Flagpole wrote:
Interesting stuff wrote:You're not getting this.... The website said $ amount, they wrote large checks and took pictures holding them for that same $ amount. They then sent the same $ amount to these athletes in the mail on a real check. A month later they send a letter saying that the athlete should give back half the money.
If the prize winnings said, let's say, $1000. Now let's say that the large checks said $1000, and the athlete received a $1500 check. In that situation I would totally understand giving the money back, but not in the situation that actually happened.
No...I get it. The mistake just happened at a different time than you seem to think is acceptable, but the end result is the same...a human error that led to more money being given than should have been. Unfortunate, but wrong for the runner to keep it.

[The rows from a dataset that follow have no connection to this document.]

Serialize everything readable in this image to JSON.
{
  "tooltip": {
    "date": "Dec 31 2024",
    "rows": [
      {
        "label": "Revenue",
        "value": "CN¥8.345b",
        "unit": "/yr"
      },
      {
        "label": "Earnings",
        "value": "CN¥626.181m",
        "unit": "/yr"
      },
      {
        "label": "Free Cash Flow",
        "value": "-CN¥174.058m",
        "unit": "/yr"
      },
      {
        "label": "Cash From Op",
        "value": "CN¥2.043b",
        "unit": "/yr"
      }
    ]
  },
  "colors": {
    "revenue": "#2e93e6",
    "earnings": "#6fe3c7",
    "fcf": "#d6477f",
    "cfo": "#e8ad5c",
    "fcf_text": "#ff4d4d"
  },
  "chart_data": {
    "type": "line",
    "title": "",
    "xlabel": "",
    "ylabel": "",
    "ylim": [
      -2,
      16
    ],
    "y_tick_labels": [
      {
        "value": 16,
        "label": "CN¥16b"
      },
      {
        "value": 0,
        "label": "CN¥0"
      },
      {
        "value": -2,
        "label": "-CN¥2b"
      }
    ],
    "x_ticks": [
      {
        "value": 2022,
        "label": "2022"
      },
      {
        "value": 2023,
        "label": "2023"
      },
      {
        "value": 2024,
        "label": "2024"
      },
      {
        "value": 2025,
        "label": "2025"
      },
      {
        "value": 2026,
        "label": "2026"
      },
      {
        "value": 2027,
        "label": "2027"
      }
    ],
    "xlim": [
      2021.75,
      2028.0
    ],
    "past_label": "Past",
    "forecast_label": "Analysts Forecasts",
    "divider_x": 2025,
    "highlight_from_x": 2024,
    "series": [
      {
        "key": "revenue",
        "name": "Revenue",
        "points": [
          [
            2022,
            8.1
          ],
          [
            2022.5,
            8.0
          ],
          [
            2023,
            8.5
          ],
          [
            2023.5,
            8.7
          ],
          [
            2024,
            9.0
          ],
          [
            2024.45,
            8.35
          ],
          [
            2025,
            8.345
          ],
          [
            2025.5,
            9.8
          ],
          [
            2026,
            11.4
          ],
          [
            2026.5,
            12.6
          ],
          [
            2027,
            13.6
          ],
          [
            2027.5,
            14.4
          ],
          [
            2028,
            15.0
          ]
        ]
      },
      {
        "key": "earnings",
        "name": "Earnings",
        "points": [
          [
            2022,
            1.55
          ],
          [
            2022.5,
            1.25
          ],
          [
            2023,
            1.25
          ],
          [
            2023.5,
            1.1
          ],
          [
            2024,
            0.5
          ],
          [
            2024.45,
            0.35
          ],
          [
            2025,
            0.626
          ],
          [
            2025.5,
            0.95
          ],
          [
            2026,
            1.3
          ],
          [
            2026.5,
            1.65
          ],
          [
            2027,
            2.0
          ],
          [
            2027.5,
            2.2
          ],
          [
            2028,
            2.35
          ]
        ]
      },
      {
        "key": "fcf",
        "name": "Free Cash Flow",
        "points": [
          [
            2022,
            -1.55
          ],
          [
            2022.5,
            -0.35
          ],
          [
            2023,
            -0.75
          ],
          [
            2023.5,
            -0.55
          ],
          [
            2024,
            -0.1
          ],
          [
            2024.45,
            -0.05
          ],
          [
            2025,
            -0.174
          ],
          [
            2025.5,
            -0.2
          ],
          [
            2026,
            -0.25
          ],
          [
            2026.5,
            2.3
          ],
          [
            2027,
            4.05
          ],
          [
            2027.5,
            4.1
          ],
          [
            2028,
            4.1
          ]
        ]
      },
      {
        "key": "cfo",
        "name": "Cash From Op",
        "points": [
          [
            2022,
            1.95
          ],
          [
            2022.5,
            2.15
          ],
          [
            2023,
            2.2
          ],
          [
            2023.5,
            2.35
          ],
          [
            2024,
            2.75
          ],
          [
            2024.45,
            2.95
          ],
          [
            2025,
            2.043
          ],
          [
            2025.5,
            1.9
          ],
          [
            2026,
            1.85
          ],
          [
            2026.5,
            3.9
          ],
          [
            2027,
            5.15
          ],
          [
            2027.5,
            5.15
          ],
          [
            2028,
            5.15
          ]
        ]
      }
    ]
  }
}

I'm beginning to rethink my line about you not being dumb. That or you are just trolling now.
In your misguided analogy the customer knows EXACTLY what the price is and he agrees to pay it. If he knowingly, before the transaction is complete, accepts more change than he knows he should then you have a good case for a moral situation. The customer knew the price and agreed to the price and knowingly benefited from someone's mistake when he could have easily pointed it out at the point of the transaction.
That is nothing like this situation. The consumer (the runner), AND the RD both agreed on an amount for the prize and later the RD changed that amount AFTER the 'transaction', the race, was well over with and the money spent. And Yes, the RD did agree to the amount because he wrote 2 checks for that amount, the big fake prize check and the real one.
It is funny how this thread was about dead with the RD making a decision and things calming down and then Flagpole comes in with his 'I'm absolutely right and everyone else is wrong' attitude. The rest of this thread will only be about Flagpole. Funny how he seems to do that to threads.